A basic motif of his thinking are questions of evil and innocent evil (cf. theodicy ) as well as the agreement with omnipotence, omnipotence and omniscience of God.

Works (selection)

  • God and his angel in the Old Testament, 1934
  • Messiah, Son of Man and Kingdom of God in the pictorial speeches of the Ethiopian Enoch. A religious-historical attempt on the post-history of the Old Testament expectation of salvation and the prehistory of the New Testament eschatology (habilitation thesis, unpublished)

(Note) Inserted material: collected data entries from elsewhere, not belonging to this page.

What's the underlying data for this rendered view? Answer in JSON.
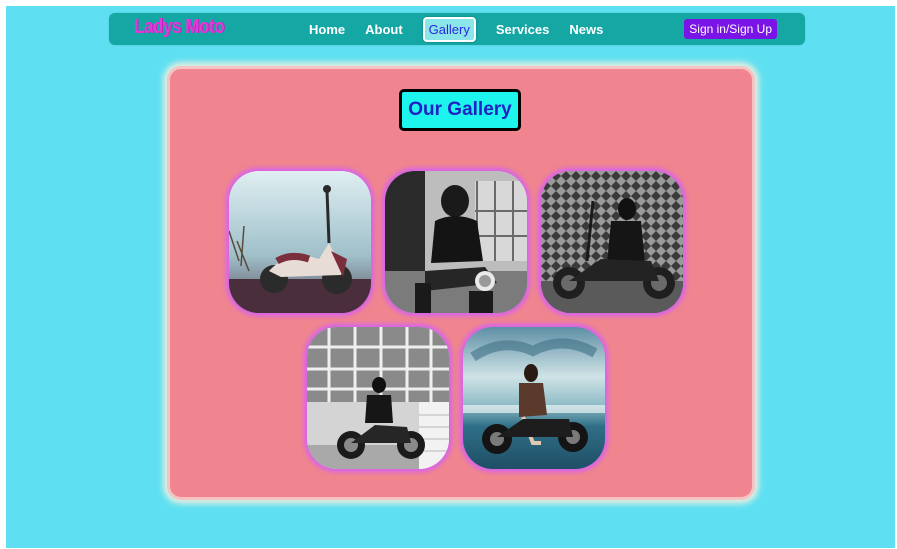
{
  "header": {
    "logo_text": "Ladys Moto",
    "nav": [
      {
        "label": "Home"
      },
      {
        "label": "About"
      },
      {
        "label": "Gallery",
        "active": true
      },
      {
        "label": "Services"
      },
      {
        "label": "News"
      }
    ],
    "sign_in_label": "Sign in/Sign Up"
  },
  "gallery": {
    "title": "Our Gallery",
    "photos": [
      {
        "icon": "scooter-photo"
      },
      {
        "icon": "woman-on-motorcycle-photo"
      },
      {
        "icon": "woman-with-motorcycle-brick-wall-photo"
      },
      {
        "icon": "motorcycle-by-window-photo"
      },
      {
        "icon": "woman-on-motorcycle-beach-photo"
      }
    ]
  },
  "colors": {
    "background": "#5fe0f2",
    "navbar": "#14a7a4",
    "logo": "#e23ad9",
    "sign_button": "#7a14e6",
    "panel": "#f0858f",
    "title_box": "#1ef4ee",
    "title_text": "#1f22c4",
    "photo_glow": "#d25aff"
  }
}
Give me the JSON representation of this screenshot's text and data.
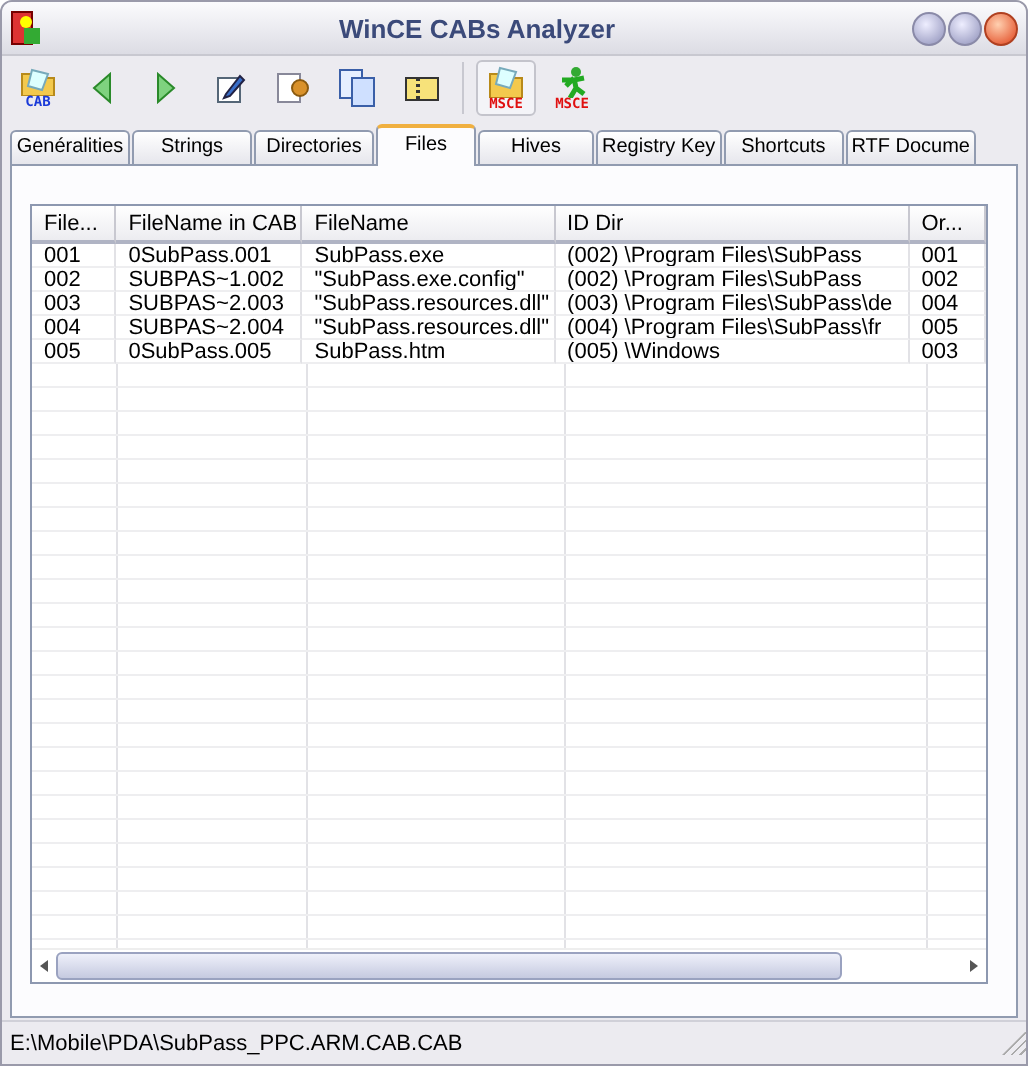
{
  "window": {
    "title": "WinCE CABs Analyzer"
  },
  "toolbar": [
    {
      "kind": "cab-folder",
      "label": "CAB",
      "pressed": false
    },
    {
      "kind": "arrow-left",
      "pressed": false
    },
    {
      "kind": "arrow-right",
      "pressed": false
    },
    {
      "kind": "notepad",
      "pressed": false
    },
    {
      "kind": "doc-gear",
      "pressed": false
    },
    {
      "kind": "copy",
      "pressed": false
    },
    {
      "kind": "zip",
      "pressed": false
    },
    {
      "kind": "msce-folder",
      "label": "MSCE",
      "pressed": true
    },
    {
      "kind": "msce-run",
      "label": "MSCE",
      "pressed": false
    }
  ],
  "tabs": [
    {
      "label": "Genéralities",
      "selected": false
    },
    {
      "label": "Strings",
      "selected": false
    },
    {
      "label": "Directories",
      "selected": false
    },
    {
      "label": "Files",
      "selected": true
    },
    {
      "label": "Hives",
      "selected": false
    },
    {
      "label": "Registry Key",
      "selected": false
    },
    {
      "label": "Shortcuts",
      "selected": false
    },
    {
      "label": "RTF Docume",
      "selected": false
    }
  ],
  "table": {
    "columns": [
      "File...",
      "FileName in CAB",
      "FileName",
      "ID Dir",
      "Or..."
    ],
    "rows": [
      [
        "001",
        "0SubPass.001",
        "SubPass.exe",
        "(002) \\Program Files\\SubPass",
        "001"
      ],
      [
        "002",
        "SUBPAS~1.002",
        "\"SubPass.exe.config\"",
        "(002) \\Program Files\\SubPass",
        "002"
      ],
      [
        "003",
        "SUBPAS~2.003",
        "\"SubPass.resources.dll\"",
        "(003) \\Program Files\\SubPass\\de",
        "004"
      ],
      [
        "004",
        "SUBPAS~2.004",
        "\"SubPass.resources.dll\"",
        "(004) \\Program Files\\SubPass\\fr",
        "005"
      ],
      [
        "005",
        "0SubPass.005",
        "SubPass.htm",
        "(005) \\Windows",
        "003"
      ]
    ]
  },
  "status_bar": "E:\\Mobile\\PDA\\SubPass_PPC.ARM.CAB.CAB"
}
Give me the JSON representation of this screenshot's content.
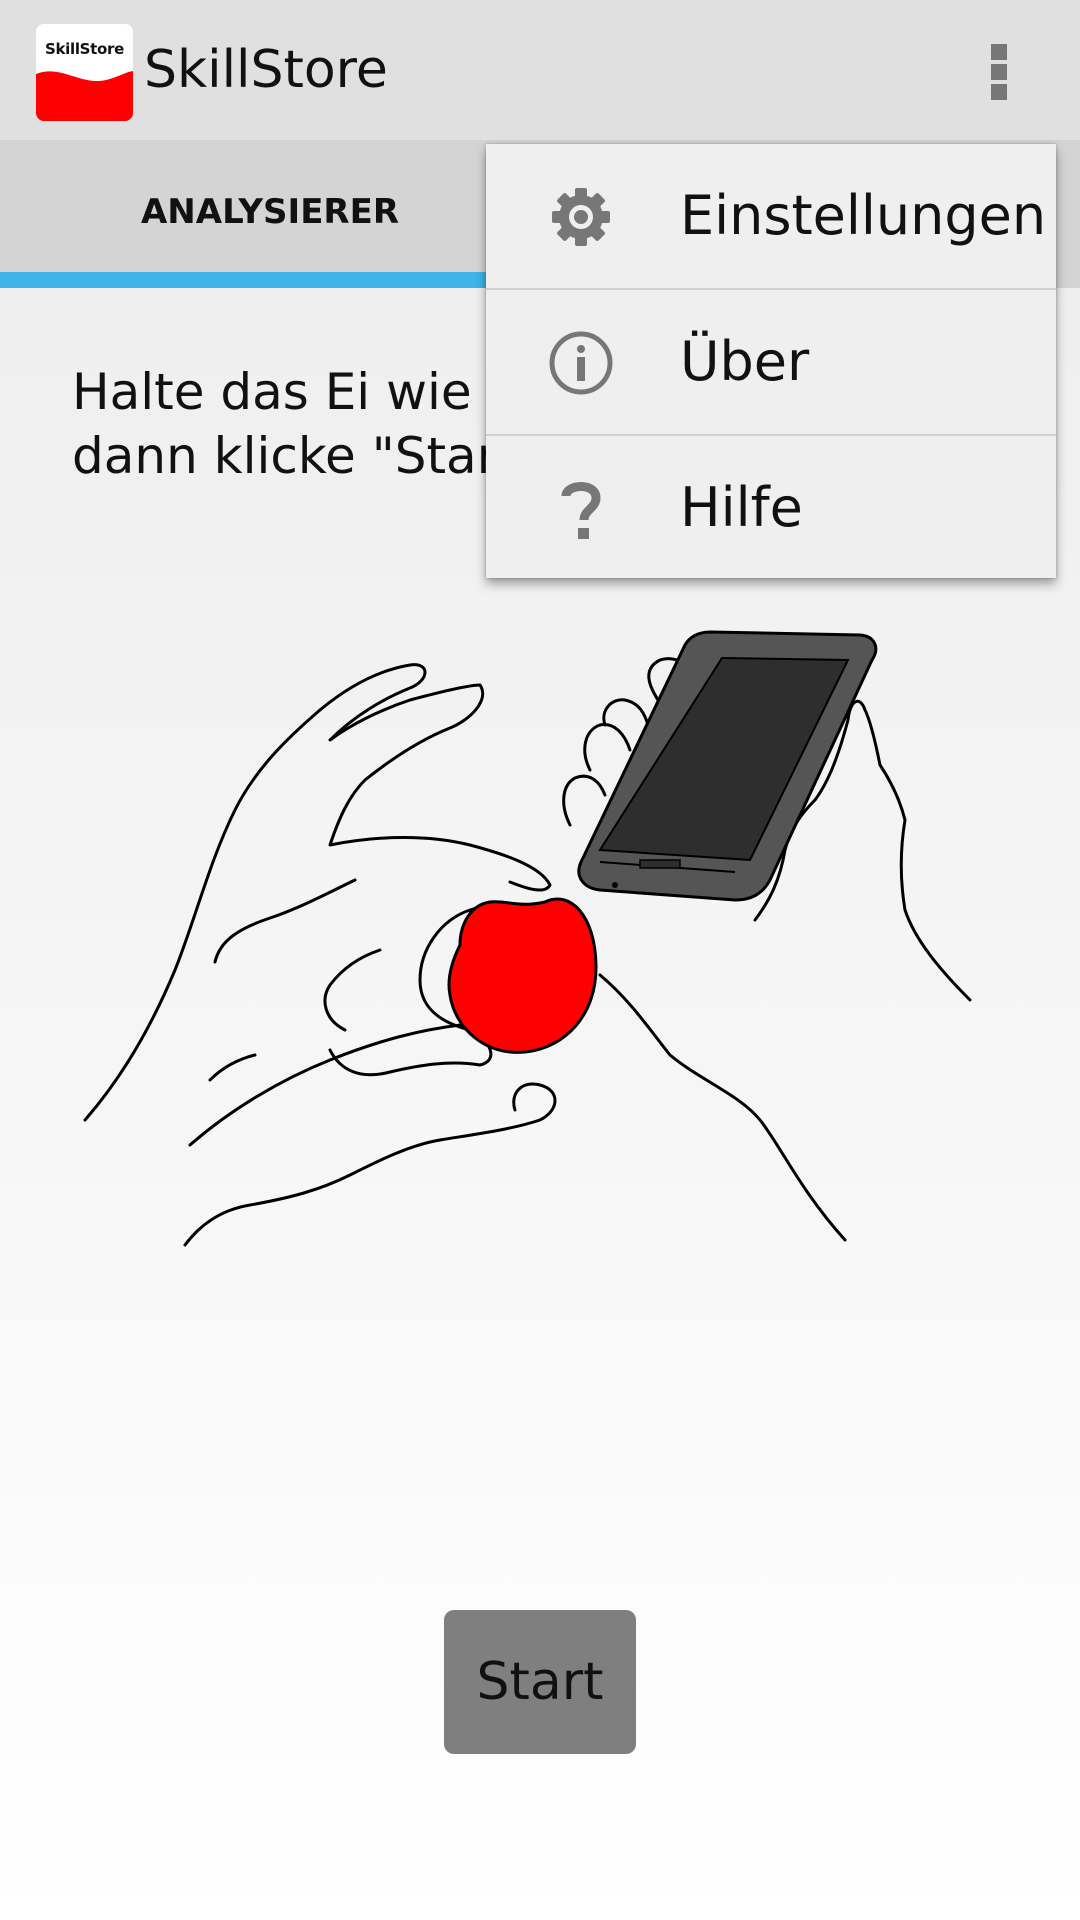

  • A short study of the Bible with memorabilia (1st Old Testament), 1952
  • The Book of Job in Hebrew and German. Transferred, laid out and provided with text and factual explanations, 1954
  • Claude Tresmontant , Biblical Thought and Hellenic Tradition, translated from the French from FS, 1955
  • History of God with Man, 1959
  • Translations in: Prophet's Prayer Book, edited by Sibylla Zenker, 1965
  • The spoken script. Psalms. Newly translated by FS, record 1965
  • HAP Grieshaber, Way of the Cross (on the history and meaning of the Way of the Cross, from FS), 1967
  • Foreword to: Priesthood in Crisis, 1969
  • The story of a conference. The Old Testament's image of God, in: Bibel und Kirche 4 (1973) 110-114
  • Foreword to: Heinrich Heine, The Pilgrimage to Kevelaer, 1975
  • Collaboration on the standard translation of the Old Testament, 1980
  • Maybe it's day somewhere, 1981
  • At the roots of the mountains. Notes II. Edited from the estate by Karl Heinz Seidl, 1984
  • The new Testament. Translated by Fridolin Stier. Edited from the estate by Eleonore Beck, Gabriele Miller and Eugen Sitarz. Kösel-Verlag, Munich 1989, ISBN 3-466-20315-5 and Patmos-Verlag, Düsseldorf 1989, ISBN 3-491-77779-8 .
  • For light and dark days. Texts from the Old Testament; translated by Fridolin Stier, arranged and edited by Eleonore Beck and Gabriele Miller, 1994.